Teachers owe students the duty of care, rather than imposing their influence and authority over the school kids for cheap labor. Curricula should be rooted in law and free from innuendos.
The United Nations adopted the Convention on the Rights of the Child in 1990. Article 32 of same addressed child labor, as “The right of the child to be protected from economic exploitation and from performing any work that is likely to be hazardous or to interfere with the child’s education, or to be harmful to the child’s health or physical, mental, spiritual, moral or social development”
In Ghana, one wonders if trained teachers get their motivation to teach through exploiting school kids on their farms and homes. It is no secret that students are made to labor on teachers’ farms and homes which is okay in our society. It is a nuisance that is eating into the fabrics of accepted standards. We glorify evil at the expense of the sufferer.
Ghana is confronted with the situation of dire systemic failures. The Ghana Education Service (GES), mandated by law to train and employ teachers is as well a sinking ship in this regard. If all hope is lost in every state institution, it cannot be GES. Because of its overly important role to lead the way in the affairs of teaching and learning.
We have a common canker. ‘Weak institutions’, which we believe can see a positive change starting from our schools where formal training is sourced. The same is false. Teachers have the oversight responsibility of educating students on professional work etiquette, patriotism, and respect for rules, but choose to trade in the opposite. In many instances, teachers are culprits in breaking the law. They don’t practice what they teach and is unexampled.

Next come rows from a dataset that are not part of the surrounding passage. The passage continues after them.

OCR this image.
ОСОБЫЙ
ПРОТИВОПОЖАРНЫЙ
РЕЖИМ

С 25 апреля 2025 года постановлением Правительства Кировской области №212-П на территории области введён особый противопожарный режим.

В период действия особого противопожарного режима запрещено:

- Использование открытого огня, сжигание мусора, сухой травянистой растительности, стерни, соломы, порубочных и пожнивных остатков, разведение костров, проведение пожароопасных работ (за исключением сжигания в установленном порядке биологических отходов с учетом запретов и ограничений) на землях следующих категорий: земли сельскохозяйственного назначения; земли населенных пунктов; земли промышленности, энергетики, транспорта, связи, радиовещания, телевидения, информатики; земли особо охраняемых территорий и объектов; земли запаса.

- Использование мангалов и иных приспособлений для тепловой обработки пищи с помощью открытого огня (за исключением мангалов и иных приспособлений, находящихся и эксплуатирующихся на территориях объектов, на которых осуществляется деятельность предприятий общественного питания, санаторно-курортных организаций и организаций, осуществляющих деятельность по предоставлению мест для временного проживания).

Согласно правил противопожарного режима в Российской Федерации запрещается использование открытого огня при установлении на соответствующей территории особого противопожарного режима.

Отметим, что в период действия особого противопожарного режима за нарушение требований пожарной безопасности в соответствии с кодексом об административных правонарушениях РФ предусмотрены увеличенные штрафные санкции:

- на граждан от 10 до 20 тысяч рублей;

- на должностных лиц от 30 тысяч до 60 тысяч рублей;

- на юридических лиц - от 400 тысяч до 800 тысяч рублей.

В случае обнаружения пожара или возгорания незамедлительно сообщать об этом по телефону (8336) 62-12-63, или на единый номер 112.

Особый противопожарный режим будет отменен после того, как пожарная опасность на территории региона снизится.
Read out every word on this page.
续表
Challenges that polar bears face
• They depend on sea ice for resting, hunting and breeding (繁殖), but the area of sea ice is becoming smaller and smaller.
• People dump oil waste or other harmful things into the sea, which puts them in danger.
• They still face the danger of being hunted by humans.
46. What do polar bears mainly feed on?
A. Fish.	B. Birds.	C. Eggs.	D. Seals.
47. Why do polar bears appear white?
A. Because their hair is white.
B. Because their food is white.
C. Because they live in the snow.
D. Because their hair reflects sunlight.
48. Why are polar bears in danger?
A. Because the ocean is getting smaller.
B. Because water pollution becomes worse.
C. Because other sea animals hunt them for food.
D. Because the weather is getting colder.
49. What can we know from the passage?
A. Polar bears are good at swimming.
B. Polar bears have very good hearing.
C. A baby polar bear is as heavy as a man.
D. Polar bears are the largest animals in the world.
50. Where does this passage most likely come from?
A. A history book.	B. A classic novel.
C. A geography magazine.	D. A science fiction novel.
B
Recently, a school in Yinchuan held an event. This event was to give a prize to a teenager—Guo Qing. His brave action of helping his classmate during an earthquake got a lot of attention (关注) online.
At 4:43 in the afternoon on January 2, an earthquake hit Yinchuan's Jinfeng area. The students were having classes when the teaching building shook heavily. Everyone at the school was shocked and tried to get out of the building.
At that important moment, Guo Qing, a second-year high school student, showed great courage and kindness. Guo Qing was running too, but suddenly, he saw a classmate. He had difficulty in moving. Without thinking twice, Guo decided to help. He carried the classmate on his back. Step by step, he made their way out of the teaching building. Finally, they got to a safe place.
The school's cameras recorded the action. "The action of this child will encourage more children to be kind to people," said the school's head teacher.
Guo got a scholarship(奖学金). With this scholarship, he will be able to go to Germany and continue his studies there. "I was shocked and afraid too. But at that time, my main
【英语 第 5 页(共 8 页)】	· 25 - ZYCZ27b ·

Teachers as role models only delight in modeling bad behavior which is not checked or punished by authority. Progress is hindered when teachers freely break the law, who should be the professionals to instill discipline?
School kids doing teachers’ household chores and laboring on farms, is popular. Students spend valuable contact hours doing teachers bidding on their farms, homes, or elsewhere for the teacher’s economic gain. Fetching water, doing laundry for the teacher’s household, carrying bamboo and bricks, and cooking are some of the things we did.
The death of some school kids at Saboba this week begs the question of whether or not this is the first time a school kid got injured or died in the process of laboring in the teachers’ space outside of the classroom. Has the Teacher’s Code of Conduct been functional? What level of punishment is meted out to these teacher-culprits? The laws must bite to serve as a deterrent.
Sexual abuse by some of our teachers is common knowledge. Few of the victims speak up for truth and justice. The very opinionated school girls who want to point fingers at the rot are repudiated. Sometimes teachers will ask students out of class just because they didn’t show up on his farm. They are severely punished or hated for not engaging in illegality.
At times, the poor kid is marked low in class assignments or exams. Some students are rewarded with high exam marks as per their output on the teacher’s farm or at home. Academic efforts are not rewarded but cheap labor is. The academic environment engages in all of that against the acceptable norms.
All these happen under the watch of GES. Someone is paid to supervise teachers’ conduct but again it’s a neglected duty. Who cares! In some cases, there are no or inadequate logistics to carry out this duty. Oh, and little motivation from the employer and other stakeholders.
The effects are critical and cyclical. The consequences are borne by the vulnerable students and parents. The effects are unending deaths just as occurred in Saboba in the Oti region. The effects are poor performance in our schools. Unruly teachers are put in charge to groom our future leaders and this is not frowned upon but normalized.
Leadership can up the games to stop the normalized child labor in our schools. Are the leaders taking advantage of positive deviance by keeping eyes on the world around us? There is a paradigm shift and we must adapt as a people.
Parent-Teacher Associations (PTA) cannot sit aloof. They can’t look on for their children to be used and abused. Teachers in the hinterland especially should unlearn the habit of exploiting students on their farms and homes.
All these we need, all these we demand. Things must improve. Our school kids cannot continue to be farm workers. Nor should they continue to be housemaids doing domestic service.